I'm looking forward to this event coming up in Perth soon, and hoping that I'll be able to get (or at least get a copy of the recording if not). It promises to be stirring, troubling, uplifting and challenging -on a number of levels.
The Christian teaching on forgiveness is stretching enough when applied to the petty disputes and irritations of my life, and there have been times when frankly I have just not wanted to be reconciled to the other, nor wanted to offer forgiveness. Yet - being able to do so is life-giving, right, God-honouring and unburdening. What intrigues me is what this seminar will reveal about living-out Christ's challenging ethics, when the pain inflicted is not on the level of domestic dissapointment, but of hatred, barbarity and mass murder.
There are those of course who reject out of hand any such Christ-inspired attempts to love enemies and be reconciled to the pepetrators of crime.

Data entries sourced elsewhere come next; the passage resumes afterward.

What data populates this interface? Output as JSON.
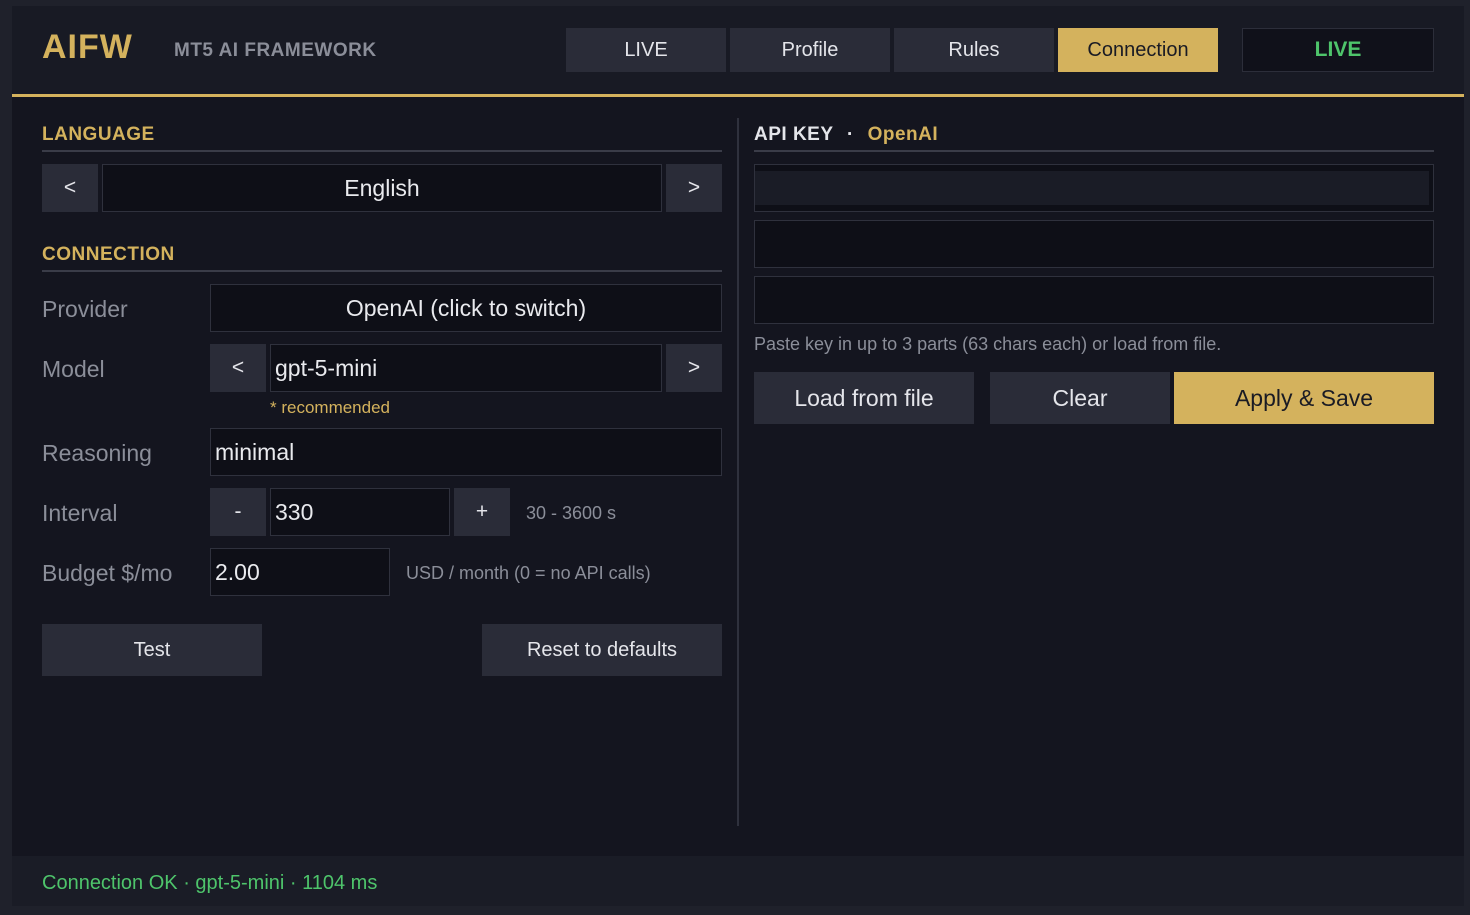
{
  "header": {
    "brand": "AIFW",
    "subtitle": "MT5 AI FRAMEWORK",
    "tabs": [
      {
        "label": "LIVE",
        "active": false
      },
      {
        "label": "Profile",
        "active": false
      },
      {
        "label": "Rules",
        "active": false
      },
      {
        "label": "Connection",
        "active": true
      }
    ],
    "status_badge": "LIVE"
  },
  "language": {
    "title": "LANGUAGE",
    "prev": "<",
    "value": "English",
    "next": ">"
  },
  "connection": {
    "title": "CONNECTION",
    "provider": {
      "label": "Provider",
      "value": "OpenAI   (click to switch)"
    },
    "model": {
      "label": "Model",
      "prev": "<",
      "value": "gpt-5-mini",
      "next": ">",
      "note": "* recommended"
    },
    "reasoning": {
      "label": "Reasoning",
      "value": "minimal"
    },
    "interval": {
      "label": "Interval",
      "minus": "-",
      "value": "330",
      "plus": "+",
      "range": "30 - 3600 s"
    },
    "budget": {
      "label": "Budget $/mo",
      "value": "2.00",
      "hint": "USD / month  (0 = no API calls)"
    },
    "test_label": "Test",
    "reset_label": "Reset to defaults"
  },
  "api_key": {
    "title": "API KEY",
    "separator": "·",
    "provider": "OpenAI",
    "hint": "Paste key in up to 3 parts (63 chars each) or load from file.",
    "load_label": "Load from file",
    "clear_label": "Clear",
    "apply_label": "Apply & Save"
  },
  "status": {
    "text": "Connection OK · gpt-5-mini · 1104 ms"
  },
  "colors": {
    "accent": "#d4b25d",
    "ok": "#4ec46b",
    "background": "#14151f"
  }
}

Last week the IRA bomber Patrick Magee and Harvey Thomas (whose body was pulled, barely alive from the Brighton rubble from Magee's bomb) shared the platform at my parents church and talked openly about their dialogue and how they have pursued forgiveness, reconcilliation and even friendship. This however did not happen without a written protest from Norman Tebbit, another of Maggee's victims, who categorically believes that notions of reconcilliation are nothing more than a naive violation of the basic principles of justice, which would (possibly) not offer Maggee the lectern but the lethal injection.
Whilst I am instinctively against Tebbit (and not just 'cos it was him!), this is obviously not a conviction which, thank God, I have ever had tested in the crucible of personal bereavement. Perhaps if I had suffered like him - I too would see Christian-reconcilliationism has foolish and dangerous. What I am interested in hearing is how in exactly this testing experience Lesley Bilinda was able to follow Christ, and how it has affected her subsequently. It promises to be a significant morning.